Saturday, February 13, 2010

Research I've read

"Written in my Soul: Rock's great songwriters talk about creating their music"
by Bill Flanagan (Comtemporary Books Inc., 1986)

Flanagan quotes Bob Dylan as saying that up until Eric Burdon recorded it, "House of The Rising Sun" was sung from a woman's point of view.

That's fascinating all by itself. Frankly, I've only ever heard Burdon's version, and couldn't think of the song any other way. Changing the gender of the POV person in a song like that changes the whole flavor of the piece. Makes you think about the words you choose.

Chuck Berry's interview was illuminating.
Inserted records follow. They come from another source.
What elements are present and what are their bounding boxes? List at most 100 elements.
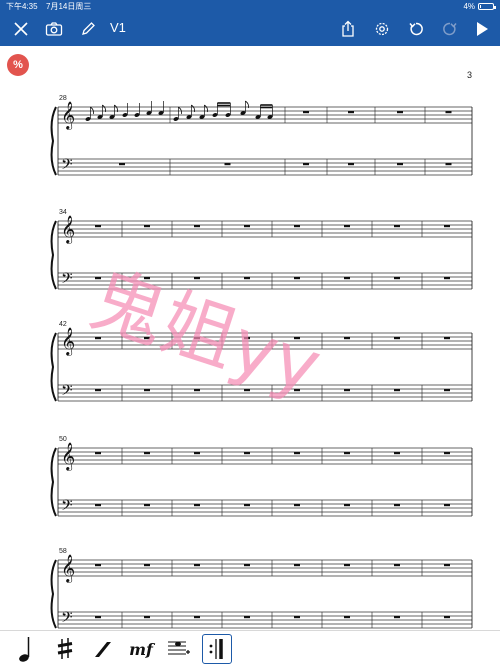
whole-rest[interactable] xyxy=(95,564,101,567)
dynamic-mf[interactable]: mf xyxy=(126,634,156,664)
whole-rest[interactable] xyxy=(244,564,250,567)
whole-rest[interactable] xyxy=(444,504,450,507)
whole-rest[interactable] xyxy=(348,163,354,166)
whole-rest[interactable] xyxy=(344,277,350,280)
whole-rest[interactable] xyxy=(294,504,300,507)
whole-rest[interactable] xyxy=(444,452,450,455)
gear-icon[interactable] xyxy=(371,17,393,41)
whole-rest[interactable] xyxy=(294,616,300,619)
whole-rest[interactable] xyxy=(294,277,300,280)
whole-rest[interactable] xyxy=(394,616,400,619)
whole-rest[interactable] xyxy=(119,163,125,166)
whole-rest[interactable] xyxy=(95,616,101,619)
quarter-note-icon[interactable] xyxy=(12,634,42,664)
whole-rest[interactable] xyxy=(194,337,200,340)
whole-rest[interactable] xyxy=(144,225,150,228)
whole-rest[interactable] xyxy=(194,225,200,228)
whole-rest[interactable] xyxy=(224,163,231,166)
whole-rest[interactable] xyxy=(194,616,200,619)
bass-clef-icon: 𝄢 xyxy=(61,156,73,177)
camera-icon[interactable] xyxy=(42,17,66,41)
whole-rest[interactable] xyxy=(244,277,250,280)
bass-clef-icon: 𝄢 xyxy=(61,382,73,403)
whole-rest[interactable] xyxy=(244,616,250,619)
whole-rest[interactable] xyxy=(444,277,450,280)
top-toolbar: 下午4:35 7月14日周三 4% V1 xyxy=(0,0,500,46)
whole-rest[interactable] xyxy=(144,452,150,455)
slur-icon[interactable] xyxy=(88,634,118,664)
close-icon[interactable] xyxy=(10,17,32,41)
whole-rest[interactable] xyxy=(394,225,400,228)
whole-rest[interactable] xyxy=(294,452,300,455)
whole-rest[interactable] xyxy=(348,111,354,114)
whole-rest[interactable] xyxy=(444,337,450,340)
whole-rest[interactable] xyxy=(394,277,400,280)
whole-rest[interactable] xyxy=(194,564,200,567)
whole-rest[interactable] xyxy=(294,389,300,392)
whole-rest[interactable] xyxy=(294,225,300,228)
whole-rest[interactable] xyxy=(444,225,450,228)
whole-rest[interactable] xyxy=(244,389,250,392)
whole-rest[interactable] xyxy=(95,389,101,392)
whole-rest[interactable] xyxy=(397,163,403,166)
whole-rest[interactable] xyxy=(294,564,300,567)
system-2: 34𝄞𝄢 xyxy=(50,209,473,291)
add-staff-icon[interactable] xyxy=(164,634,194,664)
whole-rest[interactable] xyxy=(344,337,350,340)
status-date: 7月14日周三 xyxy=(46,2,92,11)
whole-rest[interactable] xyxy=(445,111,452,114)
treble-clef-icon: 𝄞 xyxy=(61,101,75,130)
whole-rest[interactable] xyxy=(144,277,150,280)
whole-rest[interactable] xyxy=(397,111,403,114)
whole-rest[interactable] xyxy=(394,504,400,507)
play-icon[interactable] xyxy=(471,17,493,41)
whole-rest[interactable] xyxy=(95,225,101,228)
whole-rest[interactable] xyxy=(144,337,150,340)
whole-rest[interactable] xyxy=(444,616,450,619)
whole-rest[interactable] xyxy=(394,337,400,340)
whole-rest[interactable] xyxy=(445,163,452,166)
whole-rest[interactable] xyxy=(194,452,200,455)
whole-rest[interactable] xyxy=(95,452,101,455)
whole-rest[interactable] xyxy=(294,337,300,340)
whole-rest[interactable] xyxy=(394,389,400,392)
whole-rest[interactable] xyxy=(303,163,309,166)
whole-rest[interactable] xyxy=(394,452,400,455)
whole-rest[interactable] xyxy=(244,504,250,507)
whole-rest[interactable] xyxy=(444,389,450,392)
whole-rest[interactable] xyxy=(344,504,350,507)
percent-badge[interactable]: % xyxy=(7,54,29,76)
pencil-icon[interactable] xyxy=(77,17,99,41)
whole-rest[interactable] xyxy=(144,564,150,567)
whole-rest[interactable] xyxy=(394,564,400,567)
sharp-icon[interactable] xyxy=(50,634,80,664)
version-label[interactable]: V1 xyxy=(110,20,126,35)
whole-rest[interactable] xyxy=(95,337,101,340)
whole-rest[interactable] xyxy=(95,504,101,507)
whole-rest[interactable] xyxy=(244,452,250,455)
whole-rest[interactable] xyxy=(303,111,309,114)
whole-rest[interactable] xyxy=(144,504,150,507)
whole-rest[interactable] xyxy=(344,452,350,455)
whole-rest[interactable] xyxy=(194,504,200,507)
share-icon[interactable] xyxy=(337,17,359,41)
score-canvas[interactable]: % 3 28 𝄞 𝄢 34 𝄞 𝄢 42 𝄞 𝄢 50 𝄞 𝄢 58 𝄞 𝄢 xyxy=(0,46,500,630)
whole-rest[interactable] xyxy=(344,225,350,228)
whole-rest[interactable] xyxy=(144,616,150,619)
undo-icon[interactable] xyxy=(405,17,427,41)
whole-rest[interactable] xyxy=(244,337,250,340)
whole-rest[interactable] xyxy=(244,225,250,228)
whole-rest[interactable] xyxy=(344,616,350,619)
battery-percent: 4% xyxy=(463,2,475,11)
whole-rest[interactable] xyxy=(144,389,150,392)
whole-rest[interactable] xyxy=(95,277,101,280)
whole-rest[interactable] xyxy=(344,389,350,392)
repeat-barline-icon[interactable] xyxy=(202,634,232,664)
whole-rest[interactable] xyxy=(194,389,200,392)
bass-clef-icon: 𝄢 xyxy=(61,270,73,291)
status-bar: 下午4:35 7月14日周三 4% xyxy=(0,0,500,13)
whole-rest[interactable] xyxy=(444,564,450,567)
battery-icon xyxy=(478,3,496,10)
whole-rest[interactable] xyxy=(344,564,350,567)
whole-rest[interactable] xyxy=(194,277,200,280)
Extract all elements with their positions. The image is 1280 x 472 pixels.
He seems, at least at the time he spoke with Flanagan, to have been mostly after money (although Lonn Friend's book, discussed next, indicates Berry was also after women). Here I thought Berry was gonna be at least somewhat appreciative of the public's wild acceptance of the unique way he approached rock, but he says he just wanted commercial hits.

Maybe that shouldn't surprise me. Commercialism didn't arrive with the Charlie Brown Christmas special.
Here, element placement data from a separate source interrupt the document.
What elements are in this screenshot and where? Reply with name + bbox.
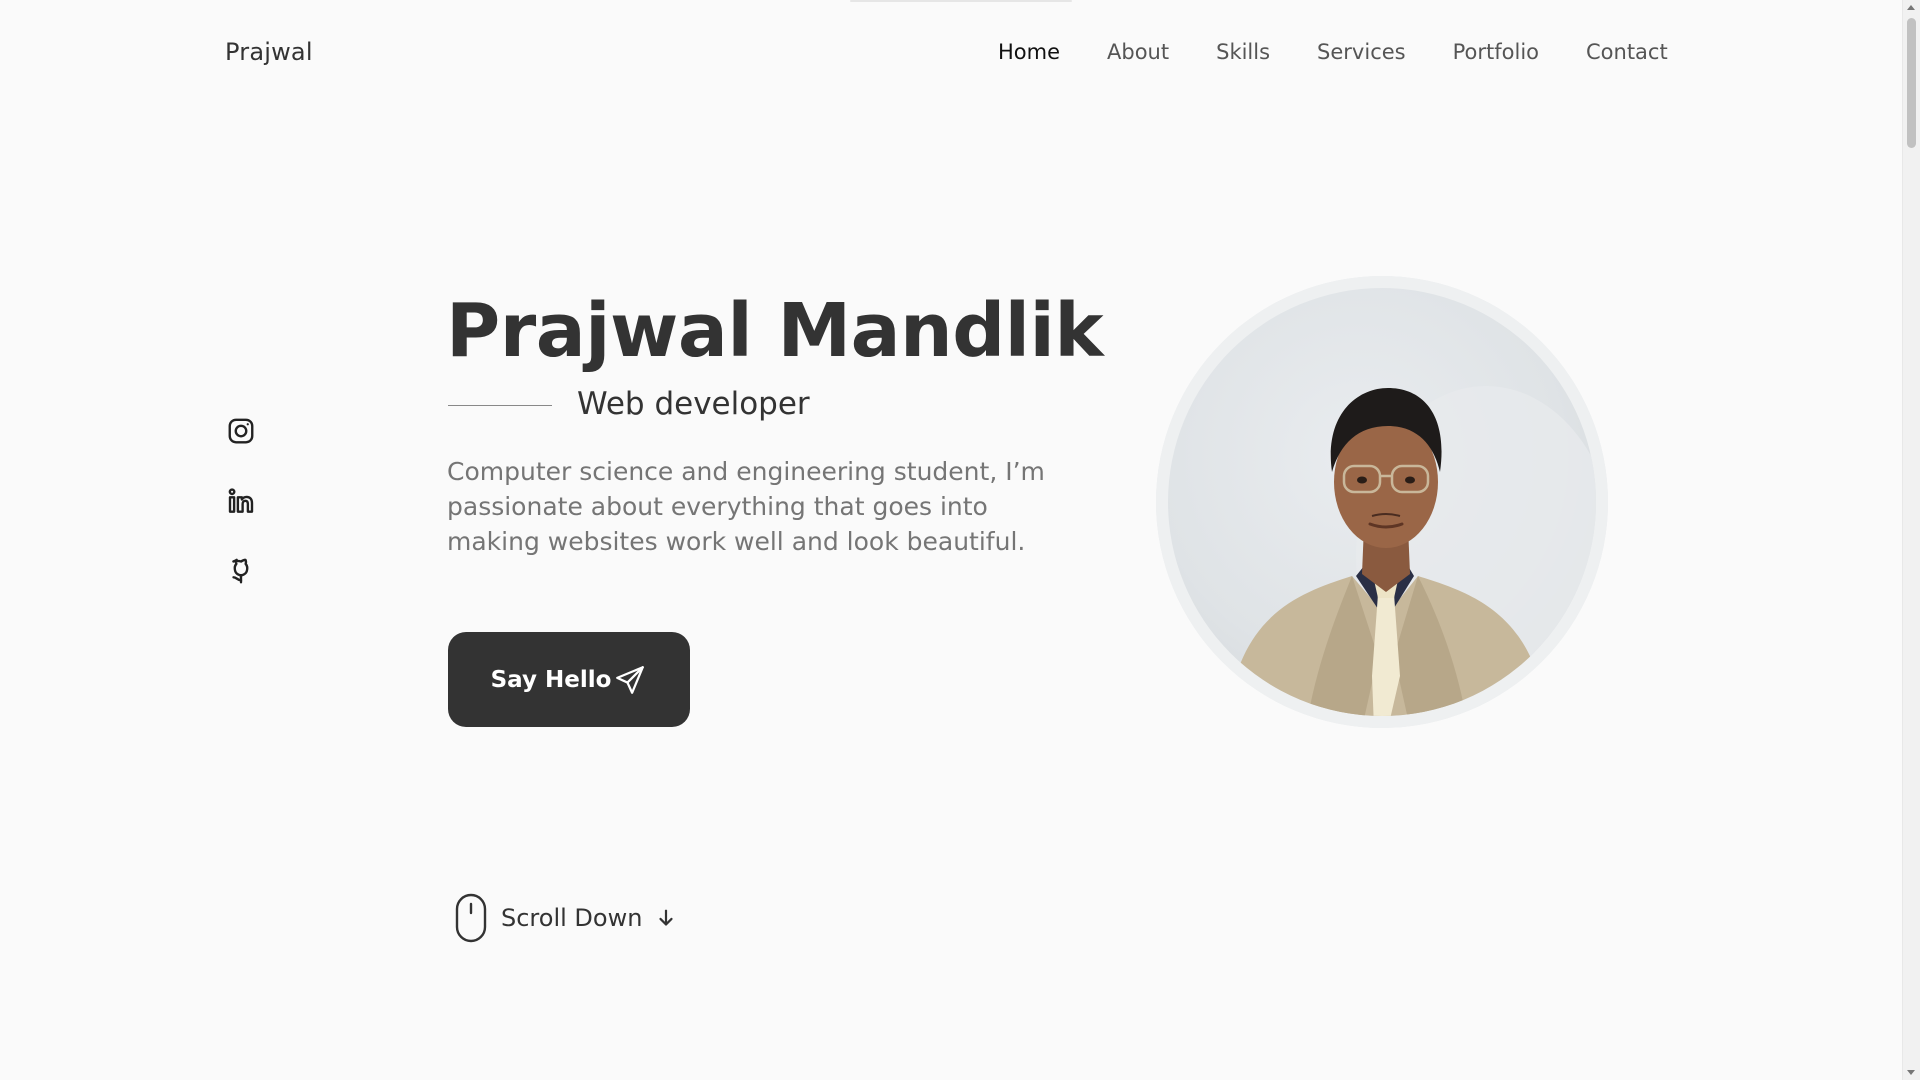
main-nav: Home About Skills Services Portfolio Con…: [998, 40, 1668, 64]
scroll-down-link[interactable]: Scroll Down: [455, 893, 677, 943]
scroll-down-label: Scroll Down: [501, 904, 643, 932]
scrollbar-down-arrow-icon[interactable]: [1907, 1070, 1915, 1075]
hero-name: Prajwal Mandlik: [446, 288, 1104, 374]
linkedin-icon: [228, 488, 254, 513]
nav-item-portfolio[interactable]: Portfolio: [1453, 40, 1539, 64]
say-hello-label: Say Hello: [490, 666, 612, 693]
say-hello-button[interactable]: Say Hello: [448, 632, 690, 727]
vertical-scrollbar[interactable]: [1902, 0, 1920, 1080]
instagram-link[interactable]: [226, 416, 256, 446]
nav-item-skills[interactable]: Skills: [1216, 40, 1270, 64]
nav-item-services[interactable]: Services: [1317, 40, 1406, 64]
profile-portrait: [1156, 276, 1608, 728]
linkedin-link[interactable]: [226, 486, 256, 516]
mouse-icon: [455, 893, 487, 943]
site-logo[interactable]: Prajwal: [225, 38, 313, 66]
instagram-icon: [228, 418, 254, 444]
profile-photo: [1156, 276, 1608, 728]
top-edge-shadow: [850, 0, 1072, 2]
nav-item-home[interactable]: Home: [998, 40, 1060, 64]
hero-subtitle: Web developer: [577, 386, 810, 422]
subtitle-divider: [448, 405, 552, 406]
nav-item-about[interactable]: About: [1107, 40, 1169, 64]
hero-description: Computer science and engineering student…: [447, 457, 1045, 556]
github-icon: [232, 558, 249, 584]
nav-item-contact[interactable]: Contact: [1586, 40, 1668, 64]
arrow-down-icon: [659, 909, 674, 926]
send-icon: [616, 665, 645, 694]
page: Prajwal Home About Skills Services Portf…: [0, 0, 1920, 1080]
scrollbar-thumb[interactable]: [1907, 18, 1916, 148]
github-link[interactable]: [226, 556, 256, 586]
social-links: [226, 416, 256, 626]
scrollbar-up-arrow-icon[interactable]: [1907, 5, 1915, 10]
Sting, Bono, Pete Townshend, Richards and Jagger, Joni Mitchell, Elvis Costello and Van Morrison are also included. Keith Richards came across as being concerned with creating good songs, shattering my assumption that he was mostly interested in money.

I didn't learn much about "how to write songs" because the artists talked about ideas and generics, how insubstantial the whole process is - like fiction writing. Paul Simon, in particular, veered off into how he changed chords and got so technical, I was lost early in the conversation.

I like Flanagan's interview style. He kept it easy and friendly. The artists appeared to enjoy discussing their work and their lives with him. I'd love a second volume.